Maharashtra government defers APMC elections, NCP sees red
Mumbai: In a move that has ruffled the opposition Nationalist Congress Party (NCP), the Maharashtra government has virtually deferred elections to the powerful Agriculture Produce Marketing Committees (APMCs) by at least by one-and-a-half years.
The government has also decided to extend the term of the boards of administrators appointed at some APMCs, including Mumbai and Pune, by one-and-a-half years.
Maharashtra minister for co-operation Subhash Deshmukh said in an interview that the state government would soon issue an ordinance to amend the Maharashtra Agriculture Produce Marketing (Development and Regulation) Act to incorporate these changes.
Deshmukh said the decisions would apply to all 306 APMCs across the state. The minister, however, added that the elections have been “deferred and not cancelled”.
“The decision to defer elections to APMCs, wherever they are due in the next one-and-a-half years, has been taken to allow APMCs to make changes in their working to reflect the reforms government has initiated. One key reform is that the farmers have been given the right to elect the APMC board in their jurisdiction. All APMCs have to prepare the lists of voters to implement this reform and government is giving them the time to do this. Elections will take place once these changes are incorporated and new voters’ lists are ready,” Deshmukh explained.
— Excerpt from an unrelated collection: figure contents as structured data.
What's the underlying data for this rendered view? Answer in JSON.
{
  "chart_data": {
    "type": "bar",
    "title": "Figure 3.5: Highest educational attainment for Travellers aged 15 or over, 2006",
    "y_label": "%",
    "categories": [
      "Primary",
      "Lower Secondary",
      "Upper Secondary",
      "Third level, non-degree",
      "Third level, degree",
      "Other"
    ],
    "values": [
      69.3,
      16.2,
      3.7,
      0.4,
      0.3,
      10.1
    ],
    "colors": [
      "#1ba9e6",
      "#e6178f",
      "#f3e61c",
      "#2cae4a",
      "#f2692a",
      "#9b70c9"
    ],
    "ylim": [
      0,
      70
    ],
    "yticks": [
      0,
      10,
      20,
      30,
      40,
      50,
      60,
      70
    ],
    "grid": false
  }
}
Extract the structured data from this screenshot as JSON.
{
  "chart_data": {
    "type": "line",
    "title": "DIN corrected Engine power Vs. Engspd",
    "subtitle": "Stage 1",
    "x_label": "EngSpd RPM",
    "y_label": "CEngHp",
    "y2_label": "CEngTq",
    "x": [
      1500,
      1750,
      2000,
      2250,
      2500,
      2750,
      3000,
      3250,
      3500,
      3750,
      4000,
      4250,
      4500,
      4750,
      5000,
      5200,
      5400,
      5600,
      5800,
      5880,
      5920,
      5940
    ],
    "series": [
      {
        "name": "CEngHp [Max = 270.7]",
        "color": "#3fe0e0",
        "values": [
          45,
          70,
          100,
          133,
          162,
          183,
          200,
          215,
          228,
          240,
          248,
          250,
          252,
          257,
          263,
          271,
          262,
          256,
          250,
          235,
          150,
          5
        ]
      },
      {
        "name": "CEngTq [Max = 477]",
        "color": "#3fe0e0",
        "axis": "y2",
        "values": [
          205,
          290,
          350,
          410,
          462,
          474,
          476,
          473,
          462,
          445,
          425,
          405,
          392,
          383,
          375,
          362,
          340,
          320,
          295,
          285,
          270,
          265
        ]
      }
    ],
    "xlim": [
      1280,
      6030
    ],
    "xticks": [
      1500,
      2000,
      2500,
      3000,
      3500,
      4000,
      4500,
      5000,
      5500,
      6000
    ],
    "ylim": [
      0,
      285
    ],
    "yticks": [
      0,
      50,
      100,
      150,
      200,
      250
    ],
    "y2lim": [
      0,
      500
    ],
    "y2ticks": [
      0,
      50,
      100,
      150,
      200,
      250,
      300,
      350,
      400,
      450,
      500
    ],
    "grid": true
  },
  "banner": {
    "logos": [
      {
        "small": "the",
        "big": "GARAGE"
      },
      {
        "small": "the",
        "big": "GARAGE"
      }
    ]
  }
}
The APMC boards are elected every five years and they comprise representatives of farmers, traders and commission agents.
In July, the Devendra Fadnavis government introduced in the legislature an amendment bill to give voting rights to farmers to elect 21-members of APMC boards. The bill was passed by the legislative assembly but is pending before the legislative council. The government issued an ordinance in August to implement this amendment. Earlier, only the members of gram panchayats (elected village councils) and credit co-operative societies were eligible to vote.
The state government has appointed boards of administrators to run a few APMCs, including the Mumbai, Pune, and Nagpur ones. These boards have also been given extension of one-and-a-half years over their original tenure of two years.
The APMCs in Maharashtra cater to a large constituency of farmers, traders of farm commodities, commission agents, and also transporters.
The Congress and NCP have consistently won the APMC elections. Even though the BJP-led government has initiated key reforms in the sector in the last three years, it has not been able to politically leverage these reforms. For instance, the BJP lost to the NCP in the Parali APMC poll in Marathwada in May and failed to win a single seat in the Panvel APMC in November.
A senior Congress leader, who did not want to be identified, said the move to give farmers voting right was aimed at “rooting out the NCP from APMCs”.
“Whenever the elections are held, they will not be like the APMCs polls as we know them. They would be like mini-assembly polls with a large number of farmers voting and the NCP has a reason to be disturbed,” said the Congress politician.
Devidas Pingale, NCP politician and chairman of the Nashik APMC, which is one of the largest in the state with an annual turnover of Rs1,500 crore, said the BJP was trying to enter the APMC by “legislative and proxy means”.
“BJP has failed to make its mark in the APMC elections in entire Nashik district in the last three years. NCP dominates 80% of the APMCs in the state and the BJP is trying to dislodge us through legislative means. This government has taken a decision to appoint four independent administrators to each APMC even if the APMC is elected. All these four administrators are from BJP,” Pingale told Mint.
Deshmukh countered this claim, questioning if the NCP was against giving voting rights to farmers. “The APMCs are not meant for NCP’s representation and they have to reflect and protect farmers’ interests. These reforms are aimed at protecting the farmers’ interests. The BJP will fight elections whenever they are held,” Deshmukh said.